Elisa Ossino
Giuseppe Tudisco
Elisa Ossino is a Sicilian architect and designer who trained in Milan, where she studied at the Politecnico. In 2006 she founded Elisa Ossino Studio, through which she works across residential and retail interiors, product design, exhibitions and creative direction. Her research combines geometric abstraction, monochrome palettes, and metaphysical and surrealist references, giving rise to a coherent and allusive relationship between space—defined by the strong mark of her visual language—light and objects. She favours essential lines and geometries that translate into spatial signs capable of conveying a pronounced scenographic quality. The metaphysical nuance of her objects, together with their atmospheric and immaterial qualities, is interwoven with stylistic references ranging from modernism and the Bauhaus to primitivism and surrealism. Her work often evokes a distinctly pictorial dimension, rooted in two-dimensionality. A deep interest in the refinement of artisanal craftsmanship, capable of producing unique outcomes, coexists within the Studio’s practice with the experimentation of new materials inspired by circular economy processes. Over the years, she has collaborated with leading international companies and received numerous prestigious awards, including the Red Dot Award in the Best of the Best category, the iF Design Award and the Edida Award, and her name has been included several times in the AD100 list compiled by the Architectural Digest (AD) network. In 2021, the Venice Design Biennial dedicated a solo exhibition to her, “Una stanza tutta per sé”.
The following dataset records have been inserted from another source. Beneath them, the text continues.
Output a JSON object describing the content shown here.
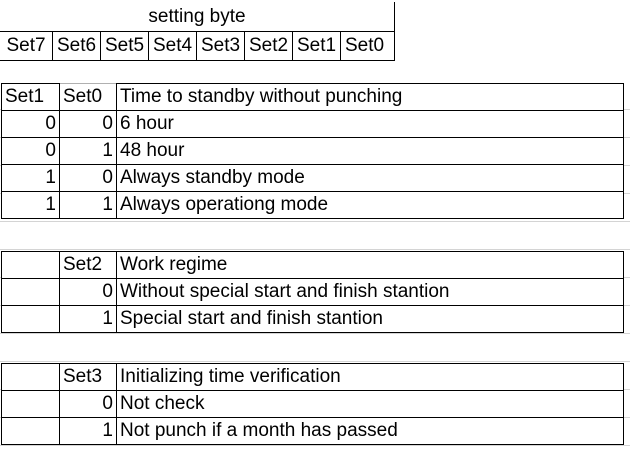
{
  "byte_table": {
    "title": "setting byte",
    "bits": [
      "Set7",
      "Set6",
      "Set5",
      "Set4",
      "Set3",
      "Set2",
      "Set1",
      "Set0"
    ]
  },
  "blocks": [
    {
      "header": [
        "Set1",
        "Set0",
        "Time to standby without punching"
      ],
      "rows": [
        [
          "0",
          "0",
          "6 hour"
        ],
        [
          "0",
          "1",
          "48 hour"
        ],
        [
          "1",
          "0",
          "Always standby mode"
        ],
        [
          "1",
          "1",
          "Always operationg mode"
        ]
      ]
    },
    {
      "header": [
        "",
        "Set2",
        "Work regime"
      ],
      "rows": [
        [
          "",
          "0",
          "Without special start and finish stantion"
        ],
        [
          "",
          "1",
          "Special start and finish stantion"
        ]
      ]
    },
    {
      "header": [
        "",
        "Set3",
        "Initializing time verification"
      ],
      "rows": [
        [
          "",
          "0",
          "Not check"
        ],
        [
          "",
          "1",
          "Not punch if a month has passed"
        ]
      ]
    }
  ]
}
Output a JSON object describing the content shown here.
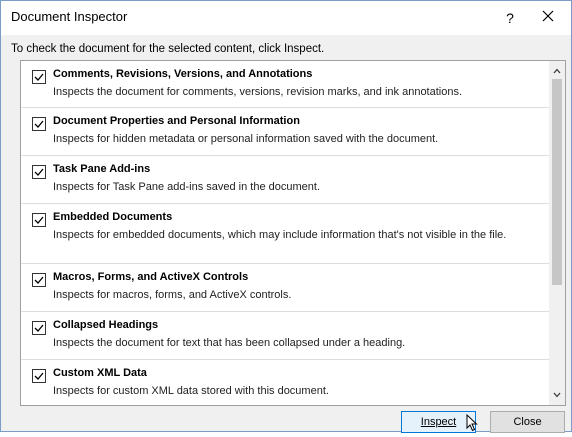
{
  "window": {
    "title": "Document Inspector",
    "help_label": "?"
  },
  "instruction": "To check the document for the selected content, click Inspect.",
  "items": [
    {
      "title": "Comments, Revisions, Versions, and Annotations",
      "description": "Inspects the document for comments, versions, revision marks, and ink annotations.",
      "checked": true
    },
    {
      "title": "Document Properties and Personal Information",
      "description": "Inspects for hidden metadata or personal information saved with the document.",
      "checked": true
    },
    {
      "title": "Task Pane Add-ins",
      "description": "Inspects for Task Pane add-ins saved in the document.",
      "checked": true
    },
    {
      "title": "Embedded Documents",
      "description": "Inspects for embedded documents, which may include information that's not visible in the file.",
      "checked": true
    },
    {
      "title": "Macros, Forms, and ActiveX Controls",
      "description": "Inspects for macros, forms, and ActiveX controls.",
      "checked": true
    },
    {
      "title": "Collapsed Headings",
      "description": "Inspects the document for text that has been collapsed under a heading.",
      "checked": true
    },
    {
      "title": "Custom XML Data",
      "description": "Inspects for custom XML data stored with this document.",
      "checked": true
    }
  ],
  "buttons": {
    "inspect_label": "Inspect",
    "close_label": "Close"
  },
  "colors": {
    "accent": "#0078d7",
    "dialog_bg": "#f0f0f0"
  }
}
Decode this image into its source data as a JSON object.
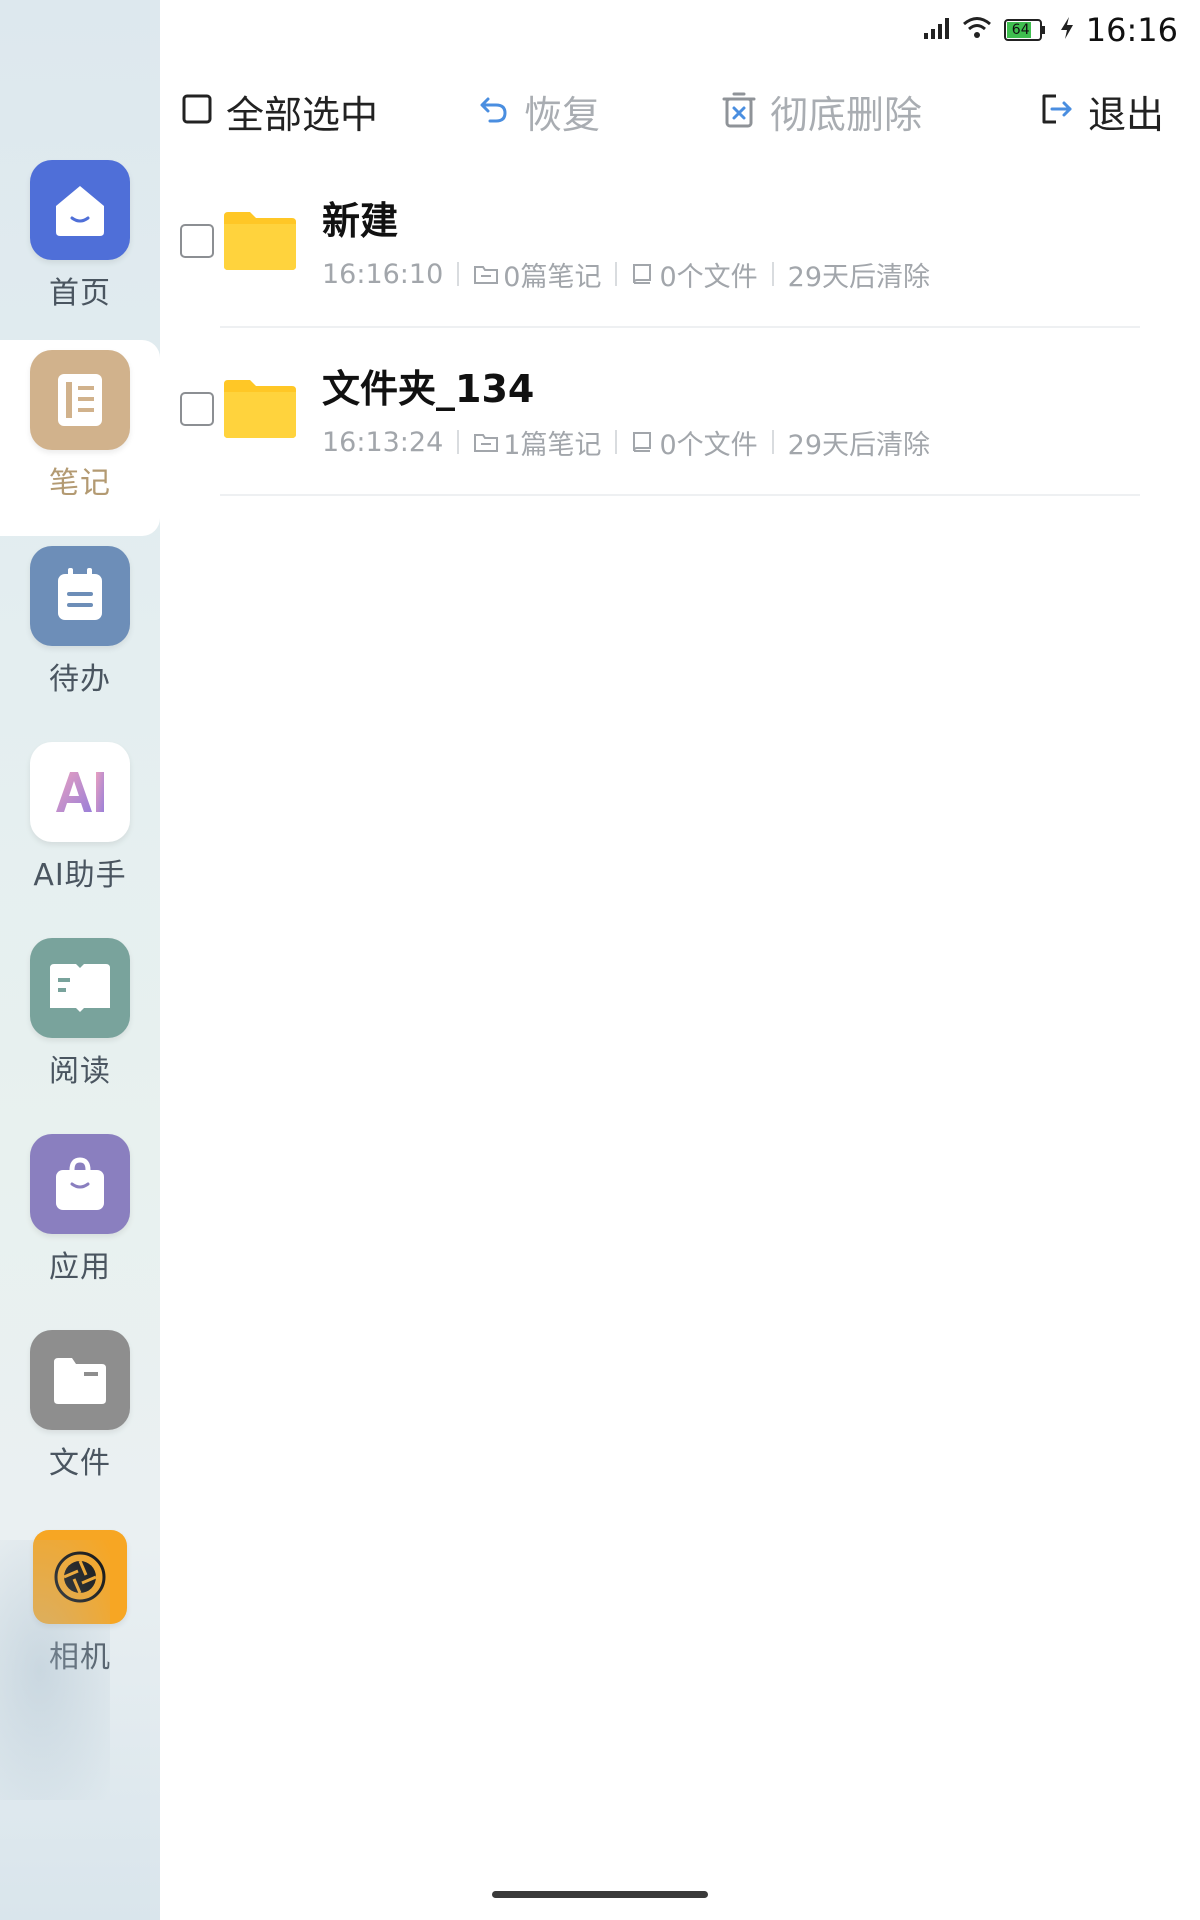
{
  "status_bar": {
    "time": "16:16",
    "battery": "64"
  },
  "toolbar": {
    "select_all": "全部选中",
    "restore": "恢复",
    "delete_permanently": "彻底删除",
    "exit": "退出"
  },
  "sidebar": {
    "items": [
      {
        "label": "首页",
        "icon": "home-icon",
        "color": "#4f6fd8"
      },
      {
        "label": "笔记",
        "icon": "notebook-icon",
        "color": "#d1b28c"
      },
      {
        "label": "待办",
        "icon": "todo-icon",
        "color": "#6d8eb8"
      },
      {
        "label": "AI助手",
        "icon": "ai-icon",
        "color": "#ffffff"
      },
      {
        "label": "阅读",
        "icon": "book-icon",
        "color": "#79a39c"
      },
      {
        "label": "应用",
        "icon": "bag-icon",
        "color": "#8a7fbf"
      },
      {
        "label": "文件",
        "icon": "folder-icon",
        "color": "#8e8e8e"
      },
      {
        "label": "相机",
        "icon": "camera-icon",
        "color": "#f7a623"
      }
    ]
  },
  "folders": [
    {
      "name": "新建",
      "time": "16:16:10",
      "notes": "0篇笔记",
      "files": "0个文件",
      "expire": "29天后清除"
    },
    {
      "name": "文件夹_134",
      "time": "16:13:24",
      "notes": "1篇笔记",
      "files": "0个文件",
      "expire": "29天后清除"
    }
  ],
  "accent_color": "#4a8ee0",
  "folder_color": "#ffc726"
}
Giuseppe Tudisco represents the latest generation of a family of Nola-based papier-mâché artisans, who have contributed their skill and artistry to working with this medium and to shaping the image of one of the world’s most famous traditional festivals, the Festa dei Gigli (Festival of the Lilies) in Nola (Naples), now inscribed on the unesco Representative List of the Intangible Cultural Heritage of Humanity. A degree in Law and a life spent in the workshop since the age of ten, choosing a career was a no-brainer for Giuseppe, who took over the running of the family business alongside his father Salvatore. The history and craft of the Tudisco family are originally linked to the production of the so-called gigli (shoulder-borne processional structures) for the Nola festival. Over time, however, they gradually innovated their creations by opening up to other fields—today, they produce theatre sets, allegorical floats, nativity scenes and shop fittings, while actively collaborating with the world of contemporary art and with artists such as Mimmo Paladino and Perino & Vele.